To the surprise of the two older Martin children, the young man beamed happily upon them. “I hope it is!” he declared. Then, reaching out his strong brown hand, he placed it on the slender white one that was lying on the table near him. “If it is my aunt, then without delay I shall be able to introduce to her my future wife, Josephine Bayley.”

Children take wonderful things quite as a matter of course. Why not, since they can believe in fairies?

“Oh! Oh! I am so glad! Then we can call our dear teacher Aunt Josephine, can’t we?” eagerly asked glowing-eyed Dixie.

That night as the young couple walked up the cañon road together, Frederick Edrington for the first time told of the fortune that his father had left him.

“I am glad that I have it, for your sake,” he said to the girl at his side, “for it will enable me to give you many luxuries. Whatever things you have desired through the years, now you shall have.”

“Thank you Frederick,” the girl replied, realizing fully for the first time that her fiancé believed her to be a poor young person who had to work for a living. As they passed the inn, they could look into the brightly-lighted parlor. There they saw several people, but only one was near enough to the window to be recognized.

“It is my aunt,” the young man said, “and I suspect that Marlita Arden is with her.”

At the doorstep of the cabin they paused. The young man held out his hand. “Josephine,” he said, “will you go with me in the morning to the inn, that I may introduce to my aunt and her friends the sweetest little woman in the world, who is soon to be my wife?”
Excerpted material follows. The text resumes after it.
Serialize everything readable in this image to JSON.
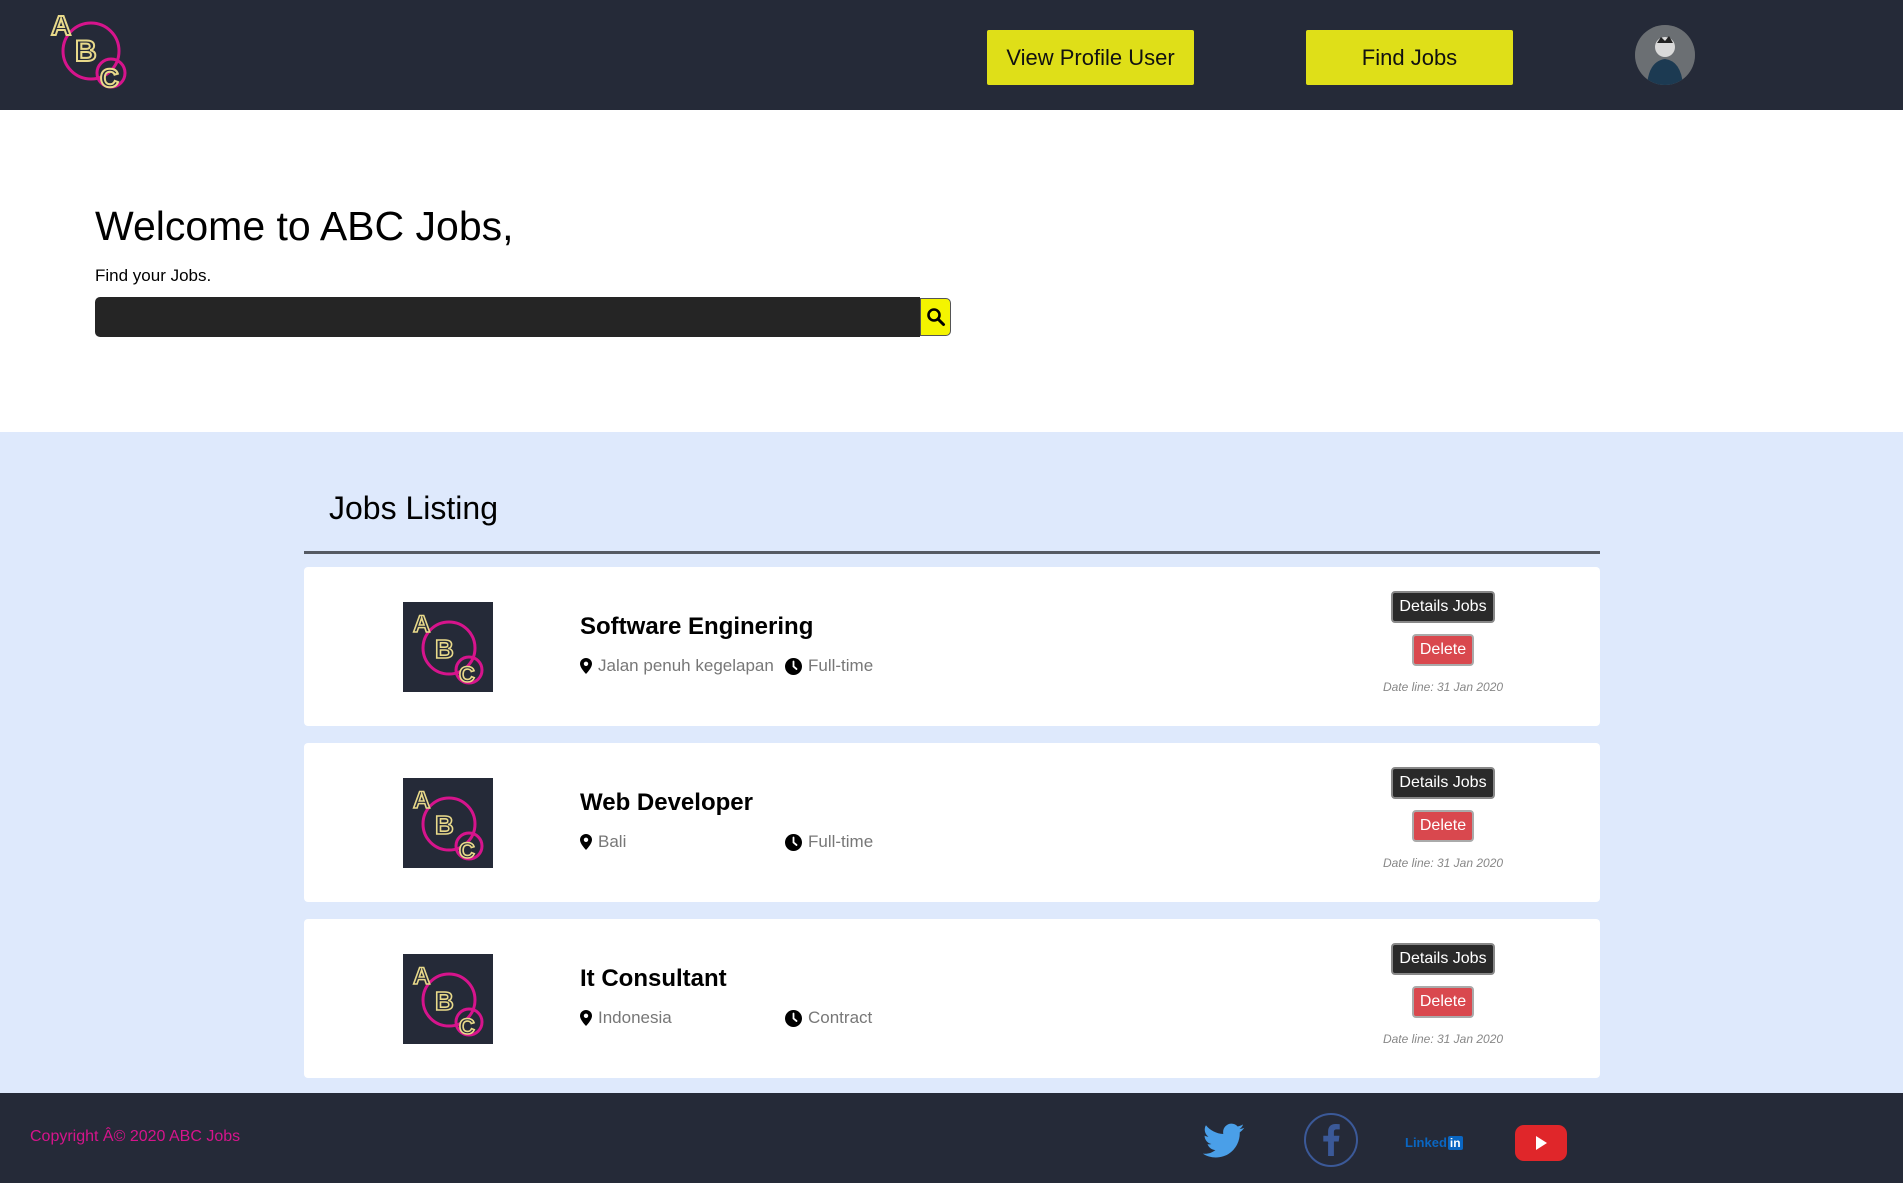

The girl-teacher could not have told why she replied, “But, Frederick, your aunt will be so disappointed because you are to marry some one who does not belong to her world, some one who is obscure and—”

Earnestly the young man interrupted: “It is for me to say what manner of maid I shall marry; but, dear, if you would rather not go,—if it will place you in an unpleasant position,—I will not ask you to accompany me. I will go alone.”

The girl looked up at him radiantly, and there was an amused expression in her lovely eyes that he could not understand.

“I shall be glad to go, Frederick,” she said. “I’ll be ready early. Good-night.”